Both thermal and Coriolis flowmeters measure mass flow. However, thermal meters measure mass flow quite differently from Coriolis meters. Instead of using fluid momentum, as do Coriolis meters, thermal flowmeters make use of the thermal or heat-conducting properties of fluids to determine mass flow. While most thermal flowmeters are used to measure gas flow, a small percentage also measure liquid flow.

In the early 1990s, new environmental regulations began requiring companies to detect and reduce the emission of sulfur dioxide (SO2) and nitrous oxide (NOx) into the air. SO2 and NOx are two principal causes of acid rain. The Environmental Protection Agency (EPA, initiated a program to reduce pollution in the atmosphere. It is possible to determine how much of these substances are released into the atmosphere by combining a measurement of the flowrate with a measurement of the concentration of SO2 and NOx.

In response to CEM requirements, thermal flowmeter companies developed multipoint thermal flowmeters. In many cases, continuous emissions monitoring occurs in large stacks that emit pollution from industrial sources. Single-point thermal flowmeters measure flow at a point, making it difficult to accurately compute flow in a large pipe or smokestack. Multipoint thermal flowmeters measure gas flow at multiple points, and use these values to compute flow for the entire pipe, duct, or stack. Some multipoint flowmeters have as many as 16 measuring points.

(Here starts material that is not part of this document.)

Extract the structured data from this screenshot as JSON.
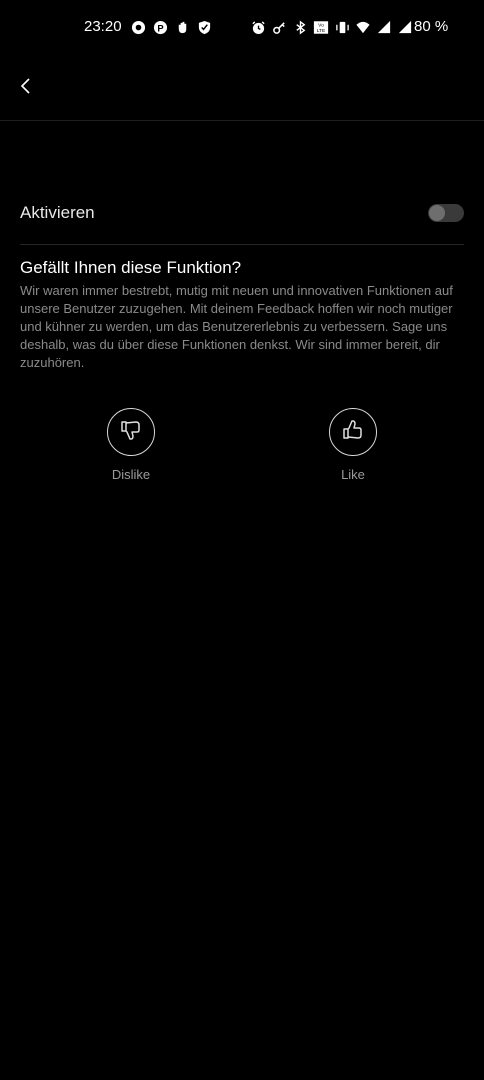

While the need for CEM is ongoing, the 21st century has brought new environmental awareness and requirements. This is providing new opportunities for thermal flowmeters to measure emissions in applications such as recovery of landfill gas, monitoring of flue gas, measuring boiler emissions, ethanol refining, and biomass gasification. Expect these types of environmental applications to expand and give new life to thermal flowmeters.